The thermal conductivity of ionic liquids. Experiment and molecular interpretation

Ionic liquids (ILs) are salts in the liquid state at room temperature with some relevant properties, namely their low vapor pressure over a wide temperature range and higher thermal conductivity than molecular fluids and molten salts. They are considered sustainable novel solvents in chemical technology for many applications, making them possible candidates for heat transfer and storage. Among all known ILs, imidazolium-based cations are the most studied, given their safety, low cost, low viscosity, and for some of them, low toxicity and biodegradability.
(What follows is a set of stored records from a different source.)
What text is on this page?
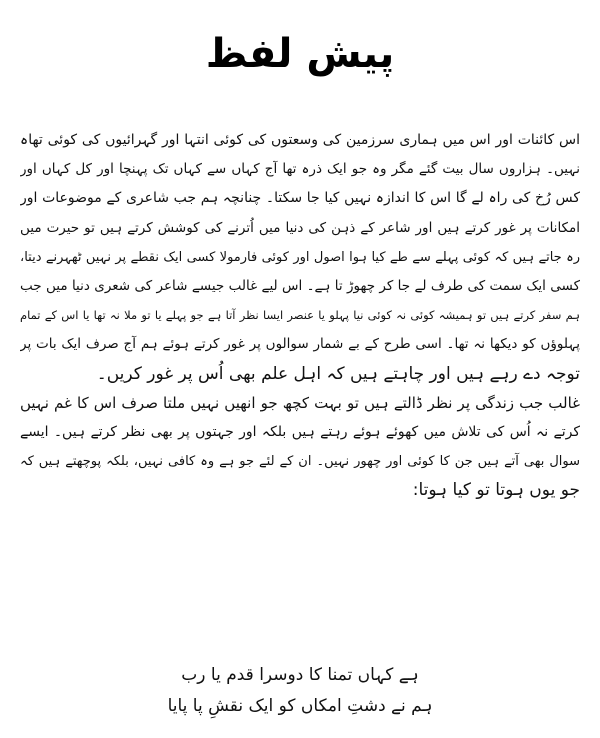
پیش لفظ
اس کائنات اور اس میں ہماری سرزمین کی وسعتوں کی کوئی انتہا اور گہرائیوں کی کوئی تھاہ
نہیں۔ ہزاروں سال بیت گئے مگر وہ جو ایک ذرہ تھا آج کہاں سے کہاں تک پہنچا اور کل کہاں اور
کس رُخ کی راہ لے گا اس کا اندازہ نہیں کیا جا سکتا۔ چنانچہ ہم جب شاعری کے موضوعات اور
امکانات پر غور کرتے ہیں اور شاعر کے ذہن کی دنیا میں اُترنے کی کوشش کرتے ہیں تو حیرت میں
رہ جاتے ہیں کہ کوئی پہلے سے طے کیا ہوا اصول اور کوئی فارمولا کسی ایک نقطے پر نہیں ٹھہرنے دیتا،
کسی ایک سمت کی طرف لے جا کر چھوڑ تا ہے۔ اس لیے غالب جیسے شاعر کی شعری دنیا میں جب
ہم سفر کرتے ہیں تو ہمیشہ کوئی نہ کوئی نیا پہلو یا عنصر ایسا نظر آتا ہے جو پہلے یا تو ملا نہ تھا یا اس کے تمام
پہلوؤں کو دیکھا نہ تھا۔ اسی طرح کے بے شمار سوالوں پر غور کرتے ہوئے ہم آج صرف ایک بات پر
توجہ دے رہے ہیں اور چاہتے ہیں کہ اہل علم بھی اُس پر غور کریں۔
غالب جب زندگی پر نظر ڈالتے ہیں تو بہت کچھ جو انھیں نہیں ملتا صرف اس کا غم نہیں
کرتے نہ اُس کی تلاش میں کھوئے ہوئے رہتے ہیں بلکہ اور جہتوں پر بھی نظر کرتے ہیں۔ ایسے
سوال بھی آتے ہیں جن کا کوئی اور چھور نہیں۔ ان کے لئے جو ہے وہ کافی نہیں، بلکہ پوچھتے ہیں کہ
جو یوں ہوتا تو کیا ہوتا:
ہے کہاں تمنا کا دوسرا قدم یا رب
ہم نے دشتِ امکاں کو ایک نقشِ پا پایا
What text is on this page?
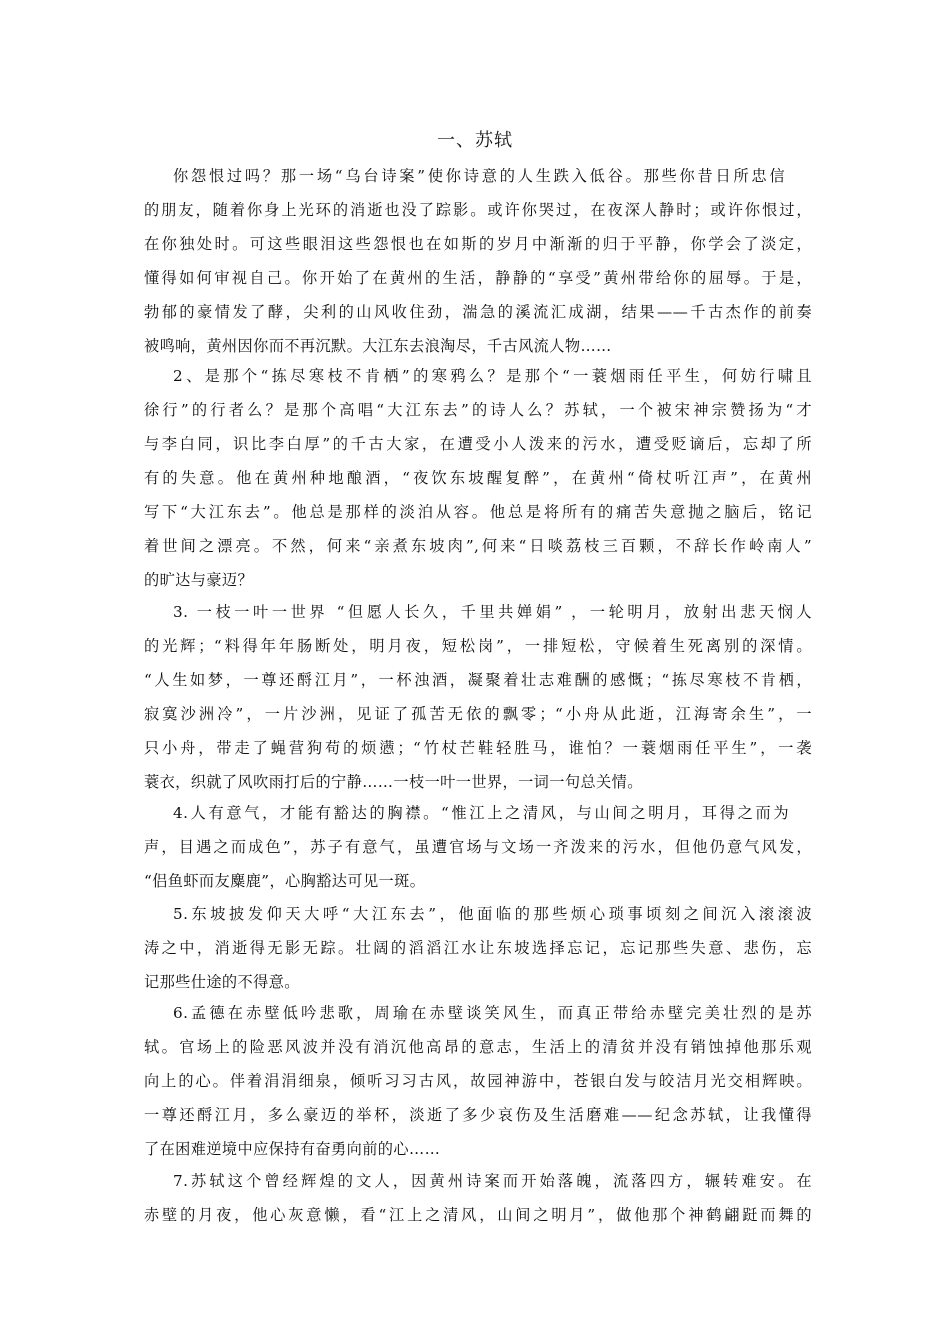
一、苏轼
你怨恨过吗？那一场“乌台诗案”使你诗意的人生跌入低谷。那些你昔日所忠信
的朋友，随着你身上光环的消逝也没了踪影。或许你哭过，在夜深人静时；或许你恨过，
在你独处时。可这些眼泪这些怨恨也在如斯的岁月中渐渐的归于平静，你学会了淡定，
懂得如何审视自己。你开始了在黄州的生活，静静的“享受”黄州带给你的屈辱。于是，
勃郁的豪情发了酵，尖利的山风收住劲，湍急的溪流汇成湖，结果——千古杰作的前奏
被鸣响，黄州因你而不再沉默。大江东去浪淘尽，千古风流人物……
2、是那个“拣尽寒枝不肯栖”的寒鸦么？是那个“一蓑烟雨任平生，何妨行啸且
徐行”的行者么？是那个高唱“大江东去”的诗人么？苏轼，一个被宋神宗赞扬为“才
与李白同，识比李白厚”的千古大家，在遭受小人泼来的污水，遭受贬谪后，忘却了所
有的失意。他在黄州种地酿酒，“夜饮东坡醒复醉”，在黄州“倚杖听江声”，在黄州
写下“大江东去”。他总是那样的淡泊从容。他总是将所有的痛苦失意抛之脑后，铭记
着世间之漂亮。不然，何来“亲煮东坡肉”,何来“日啖荔枝三百颗，不辞长作岭南人”
的旷达与豪迈？
3. 一枝一叶一世界 “但愿人长久，千里共婵娟” ，一轮明月，放射出悲天悯人
的光辉；“料得年年肠断处，明月夜，短松岗”，一排短松，守候着生死离别的深情。
“人生如梦，一尊还酹江月”，一杯浊酒，凝聚着壮志难酬的感慨；“拣尽寒枝不肯栖，
寂寞沙洲冷”，一片沙洲，见证了孤苦无依的飘零；“小舟从此逝，江海寄余生”，一
只小舟，带走了蝇营狗苟的烦懑；“竹杖芒鞋轻胜马，谁怕？一蓑烟雨任平生”，一袭
蓑衣，织就了风吹雨打后的宁静……一枝一叶一世界，一词一句总关情。
4.人有意气，才能有豁达的胸襟。“惟江上之清风，与山间之明月，耳得之而为
声，目遇之而成色”，苏子有意气，虽遭官场与文场一齐泼来的污水，但他仍意气风发，
“侣鱼虾而友麋鹿”，心胸豁达可见一斑。
5.东坡披发仰天大呼“大江东去”，他面临的那些烦心琐事顷刻之间沉入滚滚波
涛之中，消逝得无影无踪。壮阔的滔滔江水让东坡选择忘记，忘记那些失意、悲伤，忘
记那些仕途的不得意。
6.孟德在赤壁低吟悲歌，周瑜在赤壁谈笑风生，而真正带给赤壁完美壮烈的是苏
轼。官场上的险恶风波并没有消沉他高昂的意志，生活上的清贫并没有销蚀掉他那乐观
向上的心。伴着涓涓细泉，倾听习习古风，故园神游中，苍银白发与皎洁月光交相辉映。
一尊还酹江月，多么豪迈的举杯，淡逝了多少哀伤及生活磨难——纪念苏轼，让我懂得
了在困难逆境中应保持有奋勇向前的心……
7.苏轼这个曾经辉煌的文人，因黄州诗案而开始落魄，流落四方，辗转难安。在
赤壁的月夜，他心灰意懒，看“江上之清风，山间之明月”，做他那个神鹤翩跹而舞的
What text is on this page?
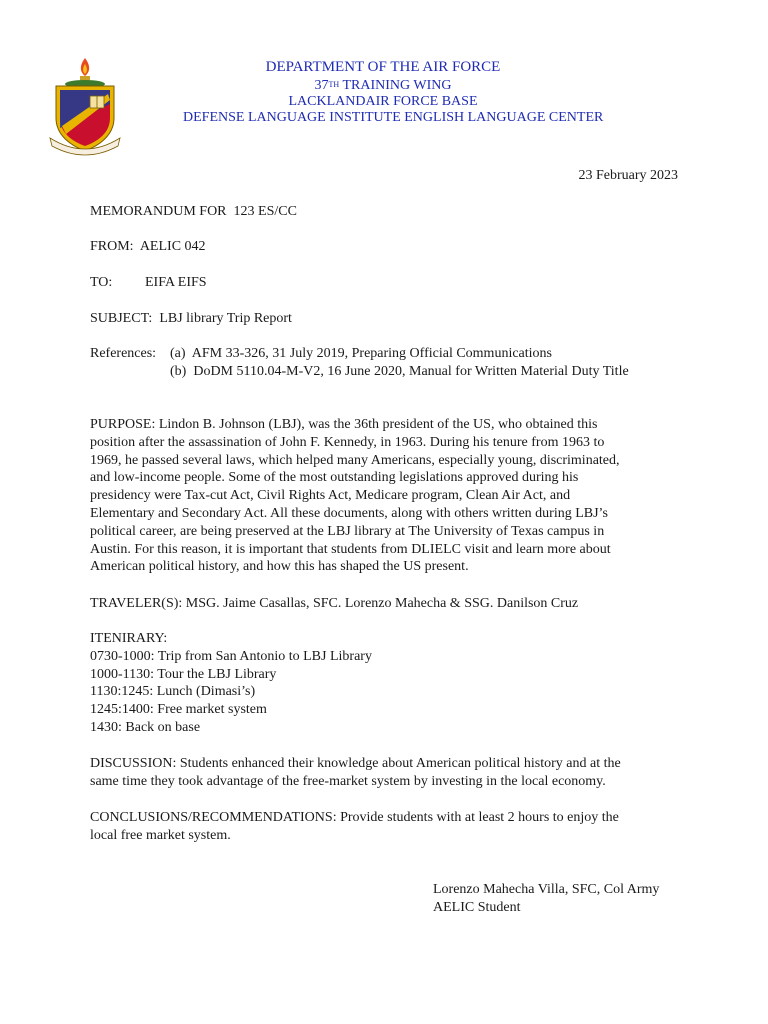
DEPARTMENT OF THE AIR FORCE
37TH TRAINING WING
LACKLANDAIR FORCE BASE
DEFENSE LANGUAGE INSTITUTE ENGLISH LANGUAGE CENTER
23 February 2023
MEMORANDUM FOR 123 ES/CC
FROM: AELIC 042
TO: EIFA EIFS
SUBJECT: LBJ library Trip Report
References: (a) AFM 33-326, 31 July 2019, Preparing Official Communications
(b) DoDM 5110.04-M-V2, 16 June 2020, Manual for Written Material Duty Title
PURPOSE: Lindon B. Johnson (LBJ), was the 36th president of the US, who obtained this
position after the assassination of John F. Kennedy, in 1963. During his tenure from 1963 to
1969, he passed several laws, which helped many Americans, especially young, discriminated,
and low-income people. Some of the most outstanding legislations approved during his
presidency were Tax-cut Act, Civil Rights Act, Medicare program, Clean Air Act, and
Elementary and Secondary Act. All these documents, along with others written during LBJ’s
political career, are being preserved at the LBJ library at The University of Texas campus in
Austin. For this reason, it is important that students from DLIELC visit and learn more about
American political history, and how this has shaped the US present.
TRAVELER(S): MSG. Jaime Casallas, SFC. Lorenzo Mahecha & SSG. Danilson Cruz
ITENIRARY:
0730-1000: Trip from San Antonio to LBJ Library
1000-1130: Tour the LBJ Library
1130:1245: Lunch (Dimasi’s)
1245:1400: Free market system
1430: Back on base
DISCUSSION: Students enhanced their knowledge about American political history and at the
same time they took advantage of the free-market system by investing in the local economy.
CONCLUSIONS/RECOMMENDATIONS: Provide students with at least 2 hours to enjoy the
local free market system.
Lorenzo Mahecha Villa, SFC, Col Army
AELIC Student
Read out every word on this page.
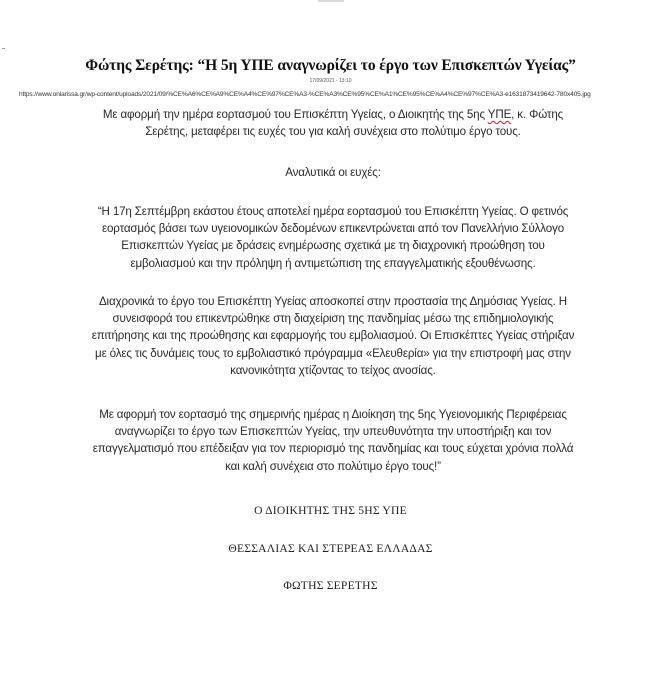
Φώτης Σερέτης: “Η 5η ΥΠΕ αναγνωρίζει το έργο των Επισκεπτών Υγείας”
17/09/2021 - 13:10
https://www.onlarissa.gr/wp-content/uploads/2021/09/%CE%A6%CE%A9%CE%A4%CE%97%CE%A3-%CE%A3%CE%95%CE%A1%CE%95%CE%A4%CE%97%CE%A3-e1631873419642-780x405.jpg
Με αφορμή την ημέρα εορτασμού του Επισκέπτη Υγείας, ο Διοικητής της 5ης ΥΠΕ, κ. Φώτης
Σερέτης, μεταφέρει τις ευχές του για καλή συνέχεια στο πολύτιμο έργο τους.
Αναλυτικά οι ευχές:
“Η 17η Σεπτέμβρη εκάστου έτους αποτελεί ημέρα εορτασμού του Επισκέπτη Υγείας. Ο φετινός
εορτασμός βάσει των υγειονομικών δεδομένων επικεντρώνεται από τον Πανελλήνιο Σύλλογο
Επισκεπτών Υγείας με δράσεις ενημέρωσης σχετικά με τη διαχρονική προώθηση του
εμβολιασμού και την πρόληψη ή αντιμετώπιση της επαγγελματικής εξουθένωσης.
Διαχρονικά το έργο του Επισκέπτη Υγείας αποσκοπεί στην προστασία της Δημόσιας Υγείας. Η
συνεισφορά του επικεντρώθηκε στη διαχείριση της πανδημίας μέσω της επιδημιολογικής
επιτήρησης και της προώθησης και εφαρμογής του εμβολιασμού. Οι Επισκέπτες Υγείας στήριξαν
με όλες τις δυνάμεις τους το εμβολιαστικό πρόγραμμα «Ελευθερία» για την επιστροφή μας στην
κανονικότητα χτίζοντας το τείχος ανοσίας.
Με αφορμή τον εορτασμό της σημερινής ημέρας η Διοίκηση της 5ης Υγειονομικής Περιφέρειας
αναγνωρίζει το έργο των Επισκεπτών Υγείας, την υπευθυνότητα την υποστήριξη και τον
επαγγελματισμό που επέδειξαν για τον περιορισμό της πανδημίας και τους εύχεται χρόνια πολλά
και καλή συνέχεια στο πολύτιμο έργο τους!”
Ο ΔΙΟΙΚΗΤΗΣ ΤΗΣ 5ΗΣ ΥΠΕ
ΘΕΣΣΑΛΙΑΣ ΚΑΙ ΣΤΕΡΕΑΣ ΕΛΛΑΔΑΣ
ΦΩΤΗΣ ΣΕΡΕΤΗΣ
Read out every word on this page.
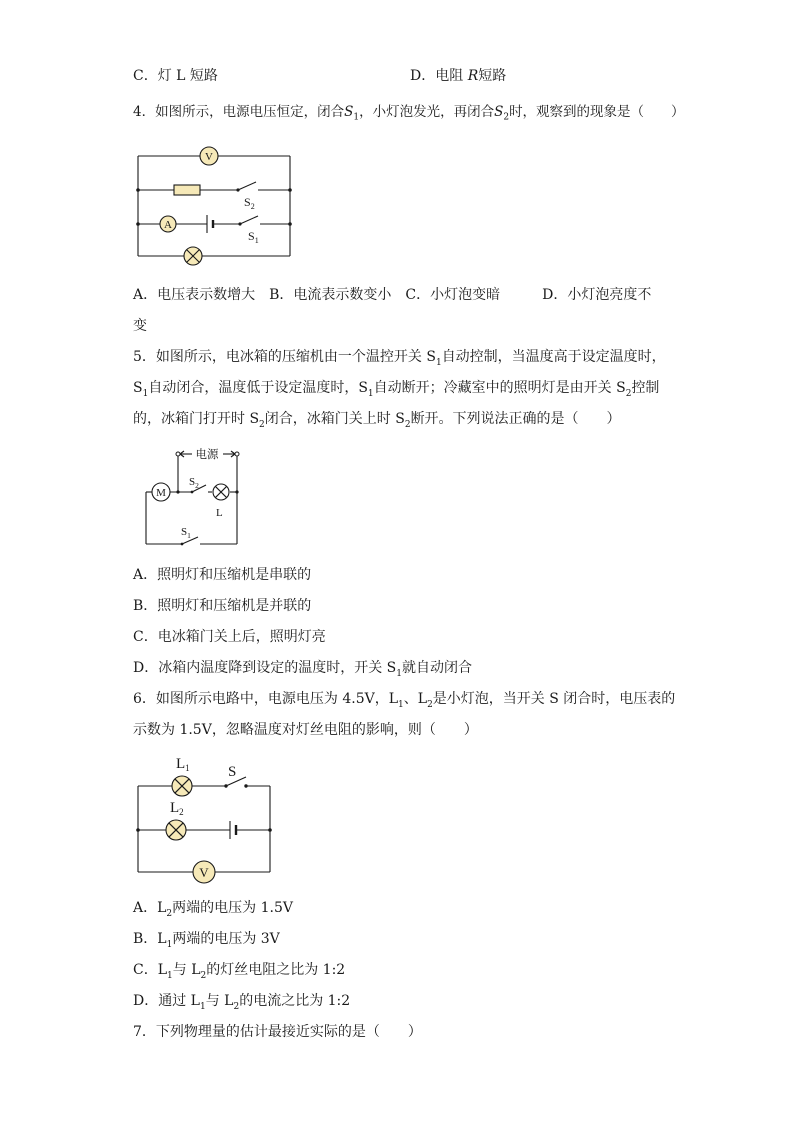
C．灯 L 短路	D．电阻 R短路
4．如图所示，电源电压恒定，闭合$S_1$，小灯泡发光，再闭合$S_2$时，观察到的现象是（　　）
V
A
$S_2$
$S_1$
A．电压表示数增大　B．电流表示数变小　C．小灯泡变暗　　　D．小灯泡亮度不
变
5．如图所示，电冰箱的压缩机由一个温控开关 $S_1$自动控制，当温度高于设定温度时，
$S_1$自动闭合，温度低于设定温度时，$S_1$自动断开；冷藏室中的照明灯是由开关 $S_2$控制
的，冰箱门打开时 $S_2$闭合，冰箱门关上时 $S_2$断开。下列说法正确的是（　　）
电源
M
$S_2$
L
$S_1$
A．照明灯和压缩机是串联的
B．照明灯和压缩机是并联的
C．电冰箱门关上后，照明灯亮
D．冰箱内温度降到设定的温度时，开关 $S_1$就自动闭合
6．如图所示电路中，电源电压为 4.5V，$L_1$、$L_2$是小灯泡，当开关 S 闭合时，电压表的
示数为 1.5V，忽略温度对灯丝电阻的影响，则（　　）
V
$L_1$	S
$L_2$
A．$L_2$两端的电压为 1.5V
B．$L_1$两端的电压为 3V
C．$L_1$与 $L_2$的灯丝电阻之比为 1:2
D．通过 $L_1$与 $L_2$的电流之比为 1:2
7．下列物理量的估计最接近实际的是（　　）
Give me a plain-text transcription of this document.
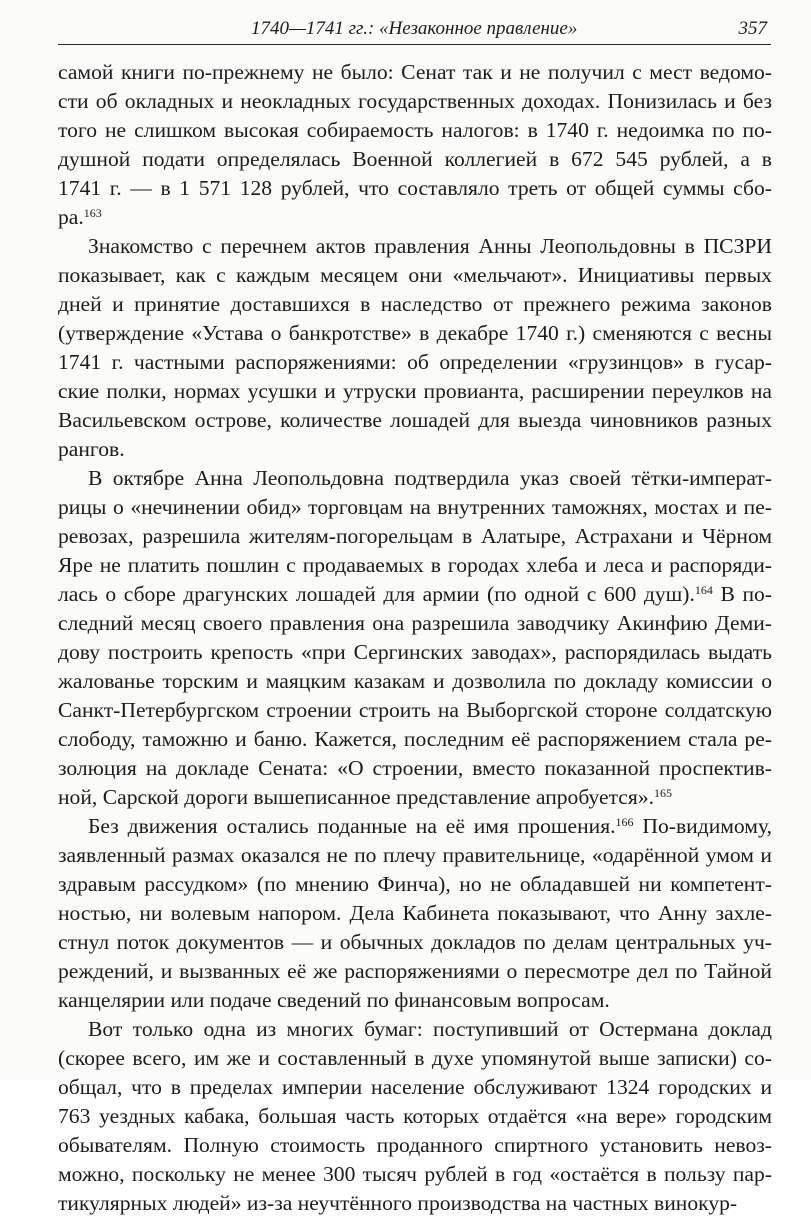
1740—1741 гг.: «Незаконное правление»	357
самой книги по-прежнему не было: Сенат так и не получил с мест ведомо-
сти об окладных и неокладных государственных доходах. Понизилась и без
того не слишком высокая собираемость налогов: в 1740 г. недоимка по по-
душной подати определялась Военной коллегией в 672 545 рублей, а в
1741 г. — в 1 571 128 рублей, что составляло треть от общей суммы сбо-
ра.$^{163}$
Знакомство с перечнем актов правления Анны Леопольдовны в ПСЗРИ
показывает, как с каждым месяцем они «мельчают». Инициативы первых
дней и принятие доставшихся в наследство от прежнего режима законов
(утверждение «Устава о банкротстве» в декабре 1740 г.) сменяются с весны
1741 г. частными распоряжениями: об определении «грузинцов» в гусар-
ские полки, нормах усушки и утруски провианта, расширении переулков на
Васильевском острове, количестве лошадей для выезда чиновников разных
рангов.
В октябре Анна Леопольдовна подтвердила указ своей тётки-императ-
рицы о «нечинении обид» торговцам на внутренних таможнях, мостах и пе-
ревозах, разрешила жителям-погорельцам в Алатыре, Астрахани и Чёрном
Яре не платить пошлин с продаваемых в городах хлеба и леса и распоряди-
лась о сборе драгунских лошадей для армии (по одной с 600 душ).$^{164}$ В по-
следний месяц своего правления она разрешила заводчику Акинфию Деми-
дову построить крепость «при Сергинских заводах», распорядилась выдать
жалованье торским и маяцким казакам и дозволила по докладу комиссии о
Санкт-Петербургском строении строить на Выборгской стороне солдатскую
слободу, таможню и баню. Кажется, последним её распоряжением стала ре-
золюция на докладе Сената: «О строении, вместо показанной проспектив-
ной, Сарской дороги вышеписанное представление апробуется».$^{165}$
Без движения остались поданные на её имя прошения.$^{166}$ По-видимому,
заявленный размах оказался не по плечу правительнице, «одарённой умом и
здравым рассудком» (по мнению Финча), но не обладавшей ни компетент-
ностью, ни волевым напором. Дела Кабинета показывают, что Анну захле-
стнул поток документов — и обычных докладов по делам центральных уч-
реждений, и вызванных её же распоряжениями о пересмотре дел по Тайной
канцелярии или подаче сведений по финансовым вопросам.
Вот только одна из многих бумаг: поступивший от Остермана доклад
(скорее всего, им же и составленный в духе упомянутой выше записки) со-
общал, что в пределах империи население обслуживают 1324 городских и
763 уездных кабака, большая часть которых отдаётся «на вере» городским
обывателям. Полную стоимость проданного спиртного установить невоз-
можно, поскольку не менее 300 тысяч рублей в год «остаётся в пользу пар-
тикулярных людей» из-за неучтённого производства на частных винокур-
Recent efforts to recommend reference values for the thermophysical properties of an IUPAC standard ionic liquid, [C(6)mim][(CF3SO2)(2)N], showed that there are still problems with the agreement of experimental data. To fully understand their properties at a molecular/ionic level and thermal conduction in these ionic liquids, accurate experimental measurements and theoretical analysis are necessary. This work analyses recent work on pure ionic liquids thermal conductivity, reporting new data for two of them, [C(4)mim][(N(CN)(2)] and [C(2)mim][SCN], and analyzing the effect of the cation and anion on the macroscopic thermal conductivity. Thermal conductivity measured with a transient hot-wire probe in the temperature range 303.15 K < T < 348.15 K has an estimated expanded uncertainty U-r (lambda) = 0.02. Regularities of molecular mass and scaled volumes dependence on the effect of anion and cation on the thermal conductivity of the ionic liquids studied are discussed, as limitations to the existing approximate theoretical methods for the calculation of thermal conductivity, namely the Bridgman model.